We start with polar coordinates of a point $P=(r,\theta)$ vs its Cartesian form $(x,y)$. You know $x=r\cos\theta, y=r\sin\theta$. Now rotate the point $P$ by an angle of $\alpha$ with respect to origin so its angle with respect to $x$ axis becomes $\theta+\alpha$. Its new polar coordinates is $P'=(r,\theta+\alpha)$ and its new Cartesian coordinates $(x',y')$, where $x'=r\cos(\theta+\alpha), y'=r\sin(\theta+\alpha)$. Use trig identities to expand these
$x'=r(\cos \theta \cos \alpha -\sin \theta \sin \alpha)=x\cos \alpha -y \sin\alpha$, and
$ y'=r(\sin\theta\cos\alpha+\cos\theta\sin\alpha)=y\cos\alpha+x\sin\alpha$.

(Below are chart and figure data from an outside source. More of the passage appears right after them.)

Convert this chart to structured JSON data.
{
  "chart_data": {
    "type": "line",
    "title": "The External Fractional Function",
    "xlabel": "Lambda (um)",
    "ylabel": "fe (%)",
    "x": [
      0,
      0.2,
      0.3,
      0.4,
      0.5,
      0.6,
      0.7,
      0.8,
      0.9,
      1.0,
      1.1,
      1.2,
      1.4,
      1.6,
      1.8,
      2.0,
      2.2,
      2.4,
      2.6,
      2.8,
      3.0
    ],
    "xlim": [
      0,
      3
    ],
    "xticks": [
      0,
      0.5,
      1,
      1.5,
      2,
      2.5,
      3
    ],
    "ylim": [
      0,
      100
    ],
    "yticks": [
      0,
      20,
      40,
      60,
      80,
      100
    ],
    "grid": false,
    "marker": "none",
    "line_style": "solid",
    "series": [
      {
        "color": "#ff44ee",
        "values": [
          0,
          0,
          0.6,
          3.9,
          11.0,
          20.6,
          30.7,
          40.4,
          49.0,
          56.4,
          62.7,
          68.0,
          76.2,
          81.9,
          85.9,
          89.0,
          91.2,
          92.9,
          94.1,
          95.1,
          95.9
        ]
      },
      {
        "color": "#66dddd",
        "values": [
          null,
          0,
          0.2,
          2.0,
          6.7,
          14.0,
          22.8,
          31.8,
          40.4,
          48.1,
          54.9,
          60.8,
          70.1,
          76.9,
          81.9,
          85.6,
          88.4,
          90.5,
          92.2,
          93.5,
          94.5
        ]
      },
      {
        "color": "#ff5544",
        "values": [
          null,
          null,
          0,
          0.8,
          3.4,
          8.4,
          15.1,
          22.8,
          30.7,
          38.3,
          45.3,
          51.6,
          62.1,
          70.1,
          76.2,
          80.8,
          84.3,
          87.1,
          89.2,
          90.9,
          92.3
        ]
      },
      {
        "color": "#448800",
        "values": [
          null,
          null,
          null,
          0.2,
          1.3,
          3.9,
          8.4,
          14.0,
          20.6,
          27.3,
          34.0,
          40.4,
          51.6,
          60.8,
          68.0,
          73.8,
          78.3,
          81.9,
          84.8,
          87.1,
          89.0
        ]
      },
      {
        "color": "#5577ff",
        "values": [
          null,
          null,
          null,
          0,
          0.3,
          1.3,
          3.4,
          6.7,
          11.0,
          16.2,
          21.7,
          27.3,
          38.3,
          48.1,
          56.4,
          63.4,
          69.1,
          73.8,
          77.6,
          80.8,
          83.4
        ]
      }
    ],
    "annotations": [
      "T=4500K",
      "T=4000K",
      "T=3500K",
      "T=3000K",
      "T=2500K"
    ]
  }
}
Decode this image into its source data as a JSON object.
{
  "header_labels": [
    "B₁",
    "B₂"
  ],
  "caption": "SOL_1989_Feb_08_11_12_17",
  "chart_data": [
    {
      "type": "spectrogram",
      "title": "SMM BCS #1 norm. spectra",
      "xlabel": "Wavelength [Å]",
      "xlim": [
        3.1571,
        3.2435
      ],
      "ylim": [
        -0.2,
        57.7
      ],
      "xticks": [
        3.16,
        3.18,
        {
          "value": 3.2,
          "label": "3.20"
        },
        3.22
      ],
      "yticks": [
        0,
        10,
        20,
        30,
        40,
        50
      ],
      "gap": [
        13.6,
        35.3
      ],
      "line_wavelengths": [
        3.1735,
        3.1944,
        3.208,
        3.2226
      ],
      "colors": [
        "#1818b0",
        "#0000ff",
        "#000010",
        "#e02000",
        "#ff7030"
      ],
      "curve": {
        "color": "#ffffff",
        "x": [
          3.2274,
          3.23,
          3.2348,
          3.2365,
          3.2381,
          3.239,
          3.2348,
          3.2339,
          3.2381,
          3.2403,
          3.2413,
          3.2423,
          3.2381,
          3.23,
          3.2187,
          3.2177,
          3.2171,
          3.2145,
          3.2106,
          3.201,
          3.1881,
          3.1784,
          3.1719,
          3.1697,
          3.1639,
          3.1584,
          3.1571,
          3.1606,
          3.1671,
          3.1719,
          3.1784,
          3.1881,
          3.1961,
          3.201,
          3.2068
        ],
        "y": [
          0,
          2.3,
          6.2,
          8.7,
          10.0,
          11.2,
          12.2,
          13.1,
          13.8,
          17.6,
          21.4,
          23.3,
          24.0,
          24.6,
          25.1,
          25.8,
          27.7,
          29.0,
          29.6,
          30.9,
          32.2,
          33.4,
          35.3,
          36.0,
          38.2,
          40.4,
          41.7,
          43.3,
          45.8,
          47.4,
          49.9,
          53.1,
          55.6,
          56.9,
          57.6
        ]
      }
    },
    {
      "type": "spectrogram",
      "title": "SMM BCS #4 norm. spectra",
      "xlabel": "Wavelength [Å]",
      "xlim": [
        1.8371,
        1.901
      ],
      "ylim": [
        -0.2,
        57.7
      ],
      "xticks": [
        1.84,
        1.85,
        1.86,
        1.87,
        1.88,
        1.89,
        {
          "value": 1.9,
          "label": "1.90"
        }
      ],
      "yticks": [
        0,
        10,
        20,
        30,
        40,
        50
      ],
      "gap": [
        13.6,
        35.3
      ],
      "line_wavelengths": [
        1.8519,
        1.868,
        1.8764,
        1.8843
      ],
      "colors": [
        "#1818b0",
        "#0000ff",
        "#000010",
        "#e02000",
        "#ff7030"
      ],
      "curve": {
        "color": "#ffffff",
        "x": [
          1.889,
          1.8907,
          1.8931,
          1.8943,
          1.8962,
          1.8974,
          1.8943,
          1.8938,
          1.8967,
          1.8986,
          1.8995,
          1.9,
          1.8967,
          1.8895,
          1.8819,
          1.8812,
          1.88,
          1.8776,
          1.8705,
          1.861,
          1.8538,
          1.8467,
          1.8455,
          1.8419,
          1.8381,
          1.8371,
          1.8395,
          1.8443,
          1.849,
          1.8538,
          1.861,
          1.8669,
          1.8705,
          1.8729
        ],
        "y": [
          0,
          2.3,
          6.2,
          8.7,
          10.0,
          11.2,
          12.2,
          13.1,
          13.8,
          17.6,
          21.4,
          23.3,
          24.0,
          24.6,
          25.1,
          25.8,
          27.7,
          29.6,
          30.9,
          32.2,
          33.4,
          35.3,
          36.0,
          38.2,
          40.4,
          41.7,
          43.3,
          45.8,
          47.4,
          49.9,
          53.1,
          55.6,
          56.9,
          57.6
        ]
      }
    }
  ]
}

If you write these as a matrix equation you can finish your problem.
$
\left[ \begin{array}{c} x' \\ y' \end{array} \right] = \begin{bmatrix} \cos \alpha & -\sin \alpha \\
\sin \alpha & \cos \alpha \\ \end{bmatrix} \times \left[ \begin{array}{c} x \\ y \end{array} \right]
$
If you have several rotation $\alpha_1, \cdots, \alpha_n$ then the effect of multiplying all the related matrices is the same as adding the given angles. In particular if you have $n$ rotations by the same angle $\alpha$ the result will be same as one rotation of $n\alpha$. In short
$
\begin{bmatrix} \cos \alpha & -\sin \alpha \\
\sin \alpha & \cos \alpha \\ \end{bmatrix}^n= \begin{bmatrix} \cos n\alpha & -\sin n\alpha \\
\sin n\alpha & \cos n\alpha \\ \end{bmatrix}$